= Barbara Goss Levi =

American physics writer and editor

Barbara Suzanne Goss Levi (born 1943) is an American physicist, physics writer, and editor.

==Education and career==
Levi is a graduate of Carleton College, where she majored in physics. She earned a Ph.D. in 1971 at Stanford University, concentrating in particle physics. Her dissertation, Low energy pion-nucleon scattering, was supported by the United States Atomic Energy Commission, and analyzed experimental data from the SLAC National Accelerator Laboratory.

She was a faculty member in physics at Fairleigh Dickinson University from 1970 to 1976, and at Georgia Tech from 1976 to 1980. She also consulted for the congressional Office of Technology Assessment through its period of operation from the 1970s until its closure in 1995, and was a researcher in arms control at Princeton University in the Center for Energy and Environmental Studies from 1981 to 1987, with a year on leave at Bell Labs. She was a visiting professor at Rutgers University in 1988–1989, and in the same years chaired the Forum on Physics and Society of the American Physical Society (APS).
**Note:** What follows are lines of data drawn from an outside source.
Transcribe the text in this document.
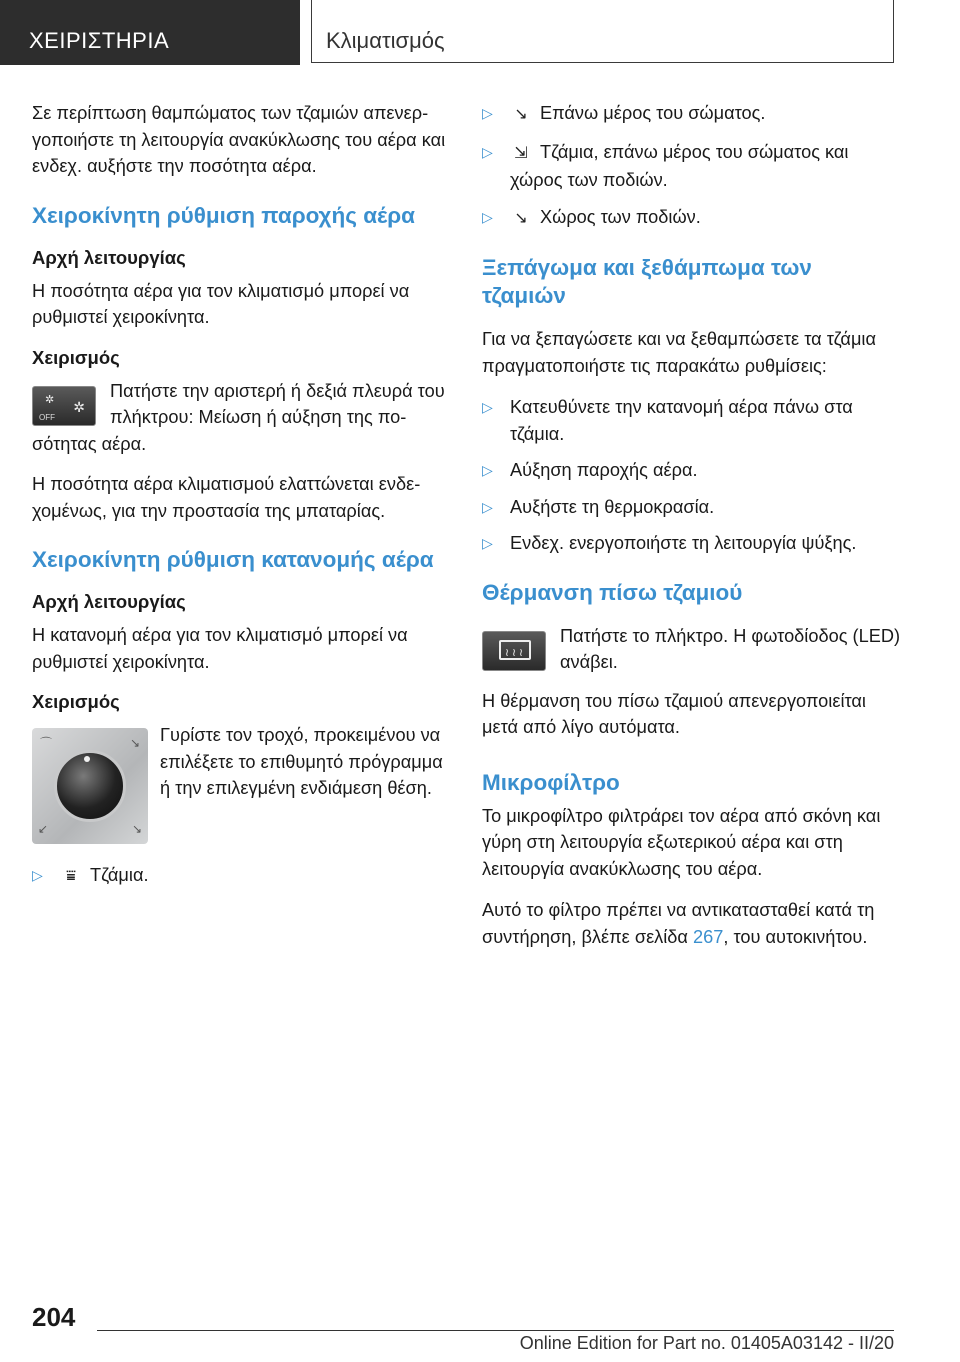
ΧΕΙΡΙΣΤΗΡΙΑ	Κλιματισμός

Σε περίπτωση θαμπώματος των τζαμιών απενεργοποιήστε τη λειτουργία ανακύκλωσης του αέρα και ενδεχ. αυξήστε την ποσότητα αέρα.

Χειροκίνητη ρύθμιση παροχής αέρα
Αρχή λειτουργίας

Η ποσότητα αέρα για τον κλιματισμό μπορεί να ρυθμιστεί χειροκίνητα.

Χειρισμός
✲ ✲
OFF

Πατήστε την αριστερή ή δεξιά πλευρά του πλήκτρου: Μείωση ή αύξηση της ποσότητας αέρα.

Η ποσότητα αέρα κλιματισμού ελαττώνεται ενδεχομένως, για την προστασία της μπαταρίας.

Χειροκίνητη ρύθμιση κατανομής αέρα
Αρχή λειτουργίας

Η κατανομή αέρα για τον κλιματισμό μπορεί να ρυθμιστεί χειροκίνητα.

Χειρισμός
⌒	↘
↘
↙

Γυρίστε τον τροχό, προκειμένου να επιλέξετε το επιθυμητό πρόγραμμα ή την επιλεγμένη ενδιάμεση θέση.

▷ ⩸ Τζάμια.
▷ ↘ Επάνω μέρος του σώματος.
▷ ⇲ Τζάμια, επάνω μέρος του σώματος και χώρος των ποδιών.
▷ ↘ Χώρος των ποδιών.
Ξεπάγωμα και ξεθάμπωμα των τζαμιών

Για να ξεπαγώσετε και να ξεθαμπώσετε τα τζάμια πραγματοποιήστε τις παρακάτω ρυθμίσεις:

▷ Κατευθύνετε την κατανομή αέρα πάνω στα τζάμια.
▷ Αύξηση παροχής αέρα.
▷ Αυξήστε τη θερμοκρασία.
▷ Ενδεχ. ενεργοποιήστε τη λειτουργία ψύξης.
Θέρμανση πίσω τζαμιού
≀ ≀ ≀

Πατήστε το πλήκτρο. Η φωτοδίοδος (LED) ανάβει.

Η θέρμανση του πίσω τζαμιού απενεργοποιείται μετά από λίγο αυτόματα.

Μικροφίλτρο

Το μικροφίλτρο φιλτράρει τον αέρα από σκόνη και γύρη στη λειτουργία εξωτερικού αέρα και στη λειτουργία ανακύκλωσης του αέρα.

Αυτό το φίλτρο πρέπει να αντικατασταθεί κατά τη συντήρηση, βλέπε σελίδα 267, του αυτοκινήτου.

204
Online Edition for Part no. 01405A03142 - II/20
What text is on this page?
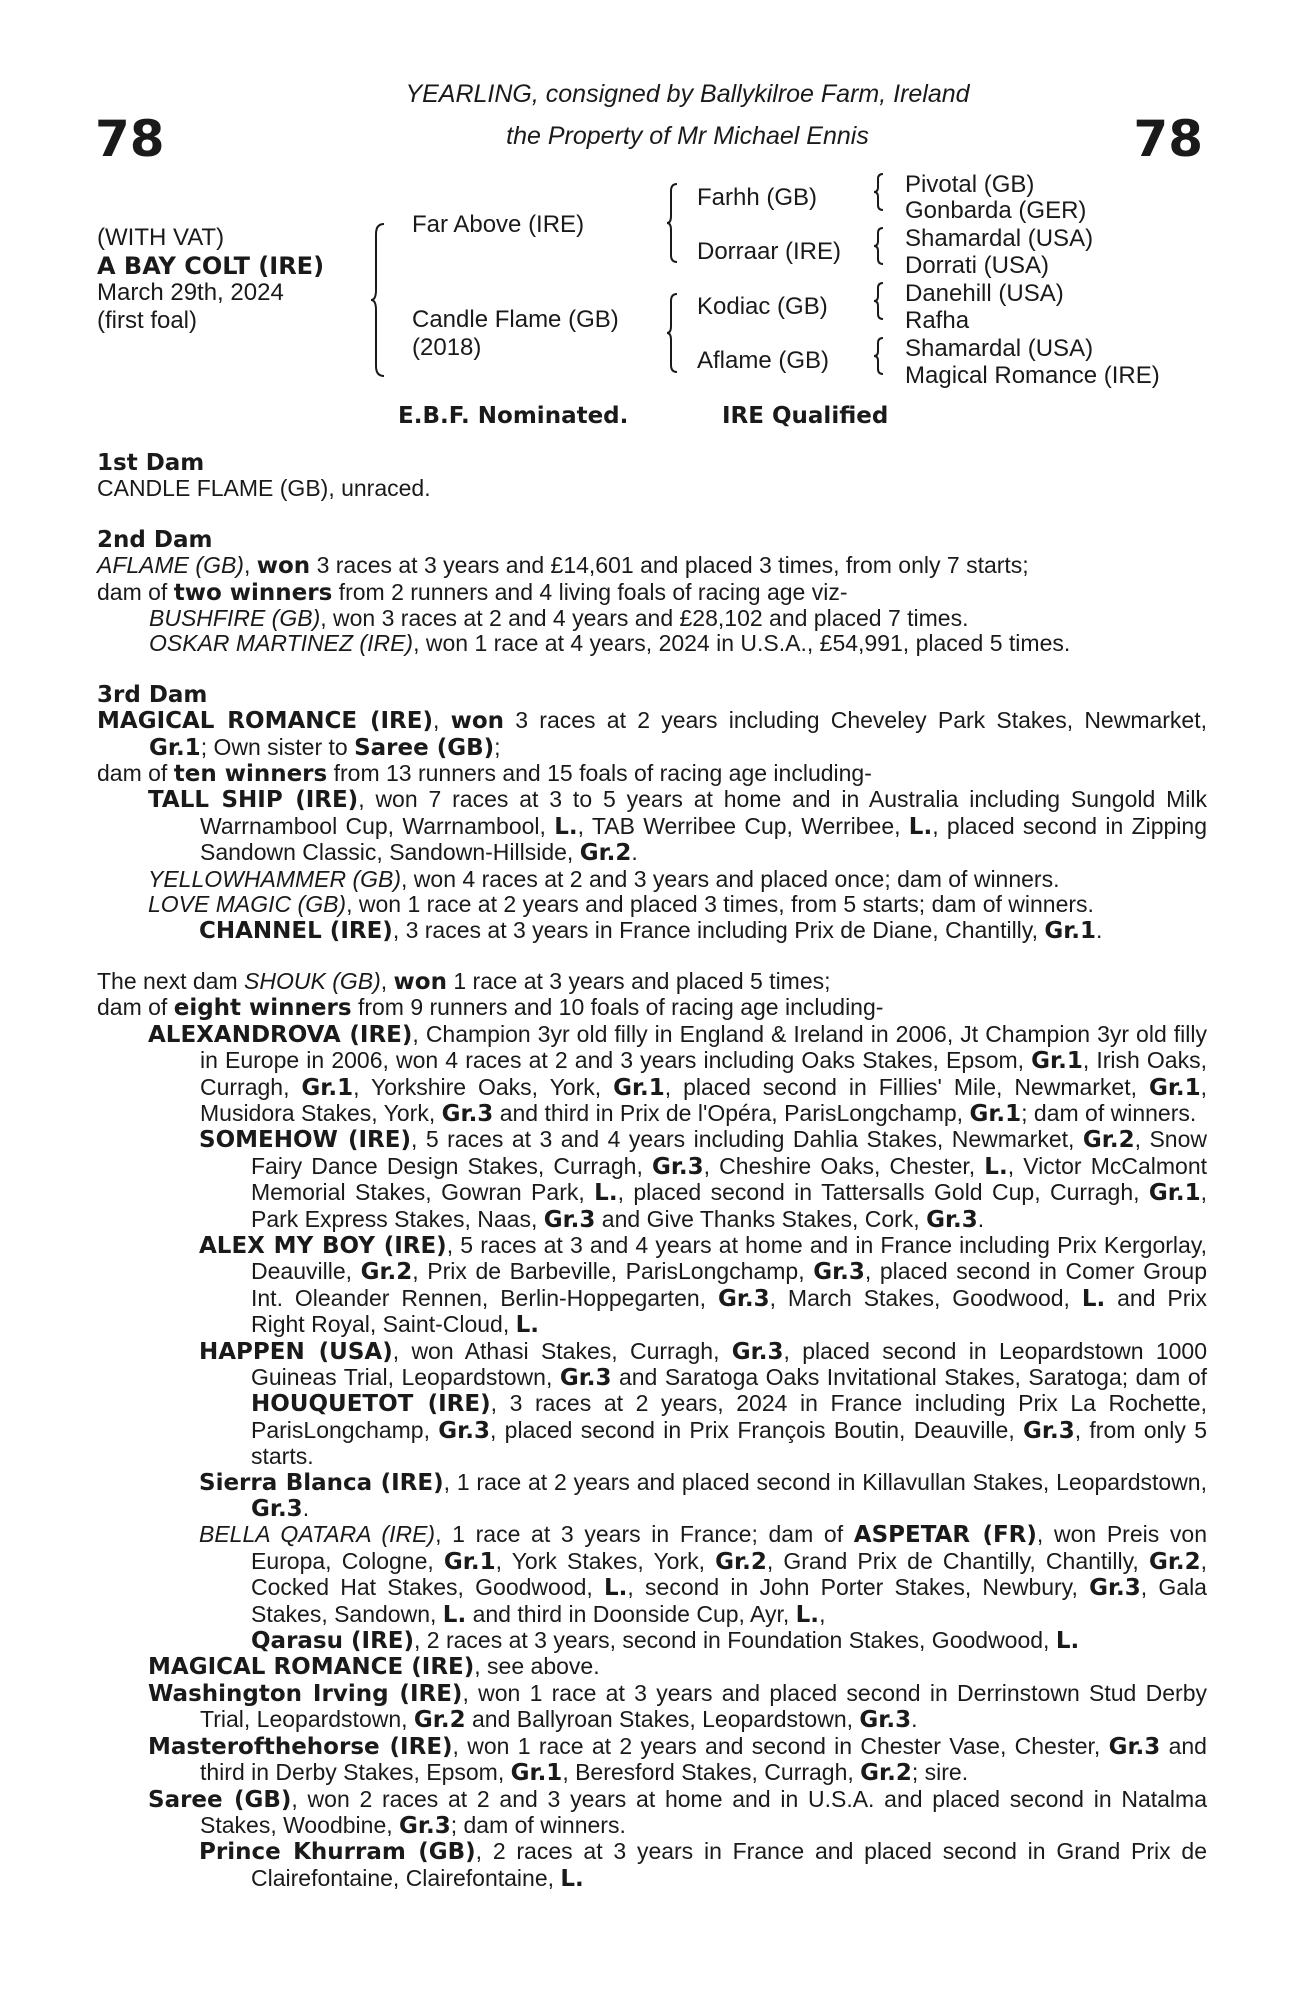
78	78
YEARLING, consigned by Ballykilroe Farm, Ireland
the Property of Mr Michael Ennis
(WITH VAT)
A BAY COLT (IRE)
March 29th, 2024
(first foal)
Far Above (IRE)
Candle Flame (GB)
(2018)
Farhh (GB)
Dorraar (IRE)
Kodiac (GB)
Aflame (GB)
Pivotal (GB)
Gonbarda (GER)
Shamardal (USA)
Dorrati (USA)
Danehill (USA)
Rafha
Shamardal (USA)
Magical Romance (IRE)
E.B.F. Nominated.	IRE Qualified

1st Dam

CANDLE FLAME (GB), unraced.

2nd Dam

AFLAME (GB), won 3 races at 3 years and £14,601 and placed 3 times, from only 7 starts;

dam of two winners from 2 runners and 4 living foals of racing age viz-

BUSHFIRE (GB), won 3 races at 2 and 4 years and £28,102 and placed 7 times.

OSKAR MARTINEZ (IRE), won 1 race at 4 years, 2024 in U.S.A., £54,991, placed 5 times.

3rd Dam

MAGICAL ROMANCE (IRE), won 3 races at 2 years including Cheveley Park Stakes, Newmarket, Gr.1; Own sister to Saree (GB);

dam of ten winners from 13 runners and 15 foals of racing age including-

TALL SHIP (IRE), won 7 races at 3 to 5 years at home and in Australia including Sungold Milk Warrnambool Cup, Warrnambool, L., TAB Werribee Cup, Werribee, L., placed second in Zipping Sandown Classic, Sandown-Hillside, Gr.2.

YELLOWHAMMER (GB), won 4 races at 2 and 3 years and placed once; dam of winners.

LOVE MAGIC (GB), won 1 race at 2 years and placed 3 times, from 5 starts; dam of winners.

CHANNEL (IRE), 3 races at 3 years in France including Prix de Diane, Chantilly, Gr.1.

The next dam SHOUK (GB), won 1 race at 3 years and placed 5 times;

dam of eight winners from 9 runners and 10 foals of racing age including-

ALEXANDROVA (IRE), Champion 3yr old filly in England & Ireland in 2006, Jt Champion 3yr old filly in Europe in 2006, won 4 races at 2 and 3 years including Oaks Stakes, Epsom, Gr.1, Irish Oaks, Curragh, Gr.1, Yorkshire Oaks, York, Gr.1, placed second in Fillies' Mile, Newmarket, Gr.1, Musidora Stakes, York, Gr.3 and third in Prix de l'Opéra, ParisLongchamp, Gr.1; dam of winners.

SOMEHOW (IRE), 5 races at 3 and 4 years including Dahlia Stakes, Newmarket, Gr.2, Snow Fairy Dance Design Stakes, Curragh, Gr.3, Cheshire Oaks, Chester, L., Victor McCalmont Memorial Stakes, Gowran Park, L., placed second in Tattersalls Gold Cup, Curragh, Gr.1, Park Express Stakes, Naas, Gr.3 and Give Thanks Stakes, Cork, Gr.3.

ALEX MY BOY (IRE), 5 races at 3 and 4 years at home and in France including Prix Kergorlay, Deauville, Gr.2, Prix de Barbeville, ParisLongchamp, Gr.3, placed second in Comer Group Int. Oleander Rennen, Berlin-Hoppegarten, Gr.3, March Stakes, Goodwood, L. and Prix Right Royal, Saint-Cloud, L.

HAPPEN (USA), won Athasi Stakes, Curragh, Gr.3, placed second in Leopardstown 1000 Guineas Trial, Leopardstown, Gr.3 and Saratoga Oaks Invitational Stakes, Saratoga; dam of HOUQUETOT (IRE), 3 races at 2 years, 2024 in France including Prix La Rochette, ParisLongchamp, Gr.3, placed second in Prix François Boutin, Deauville, Gr.3, from only 5 starts.

Sierra Blanca (IRE), 1 race at 2 years and placed second in Killavullan Stakes, Leopardstown, Gr.3.

BELLA QATARA (IRE), 1 race at 3 years in France; dam of ASPETAR (FR), won Preis von Europa, Cologne, Gr.1, York Stakes, York, Gr.2, Grand Prix de Chantilly, Chantilly, Gr.2, Cocked Hat Stakes, Goodwood, L., second in John Porter Stakes, Newbury, Gr.3, Gala Stakes, Sandown, L. and third in Doonside Cup, Ayr, L.,

Qarasu (IRE), 2 races at 3 years, second in Foundation Stakes, Goodwood, L.

MAGICAL ROMANCE (IRE), see above.

Washington Irving (IRE), won 1 race at 3 years and placed second in Derrinstown Stud Derby Trial, Leopardstown, Gr.2 and Ballyroan Stakes, Leopardstown, Gr.3.

Masterofthehorse (IRE), won 1 race at 2 years and second in Chester Vase, Chester, Gr.3 and third in Derby Stakes, Epsom, Gr.1, Beresford Stakes, Curragh, Gr.2; sire.

Saree (GB), won 2 races at 2 and 3 years at home and in U.S.A. and placed second in Natalma Stakes, Woodbine, Gr.3; dam of winners.

Prince Khurram (GB), 2 races at 3 years in France and placed second in Grand Prix de Clairefontaine, Clairefontaine, L.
Meanwhile, she became an assistant editor for the American Institute of Physics in 1969. After completing her doctorate, she continued at the American Institute of Physics as consulting editor from 1971 to 1987, associate editor from 1987 to 1988, and senior associate editor from 1989 to 1992, before becoming senior editor in 1992. During this period, she was a regular columnist for the Institute's magazine Physics Today, and edited the magazine's news section. She stepped down as senior editor in 2003, continuing as a contributing editor.

==Books==
Levi is the editor of books including:
- The Future of Land Based-Strategic Missiles (with Mark Sakitt and Art Hobson, American Institute of Physics, 1989)
- Global Warming: Physics and Facts (with David W. Hafemeister and Richard Scribner, American Institute of Physics, 1992)

==Recognition==
Levi was named a Fellow of the American Physical Society in 1991, after a nomination from the APS Forum on Physics and Society, "for her objective analyses and expositions of the physics behind many nuclear weapons issues, and for her lucid explanations of current research for the readers of Physics Today". She was also elected as a Fellow of the American Association for the Advancement of Science in 1992.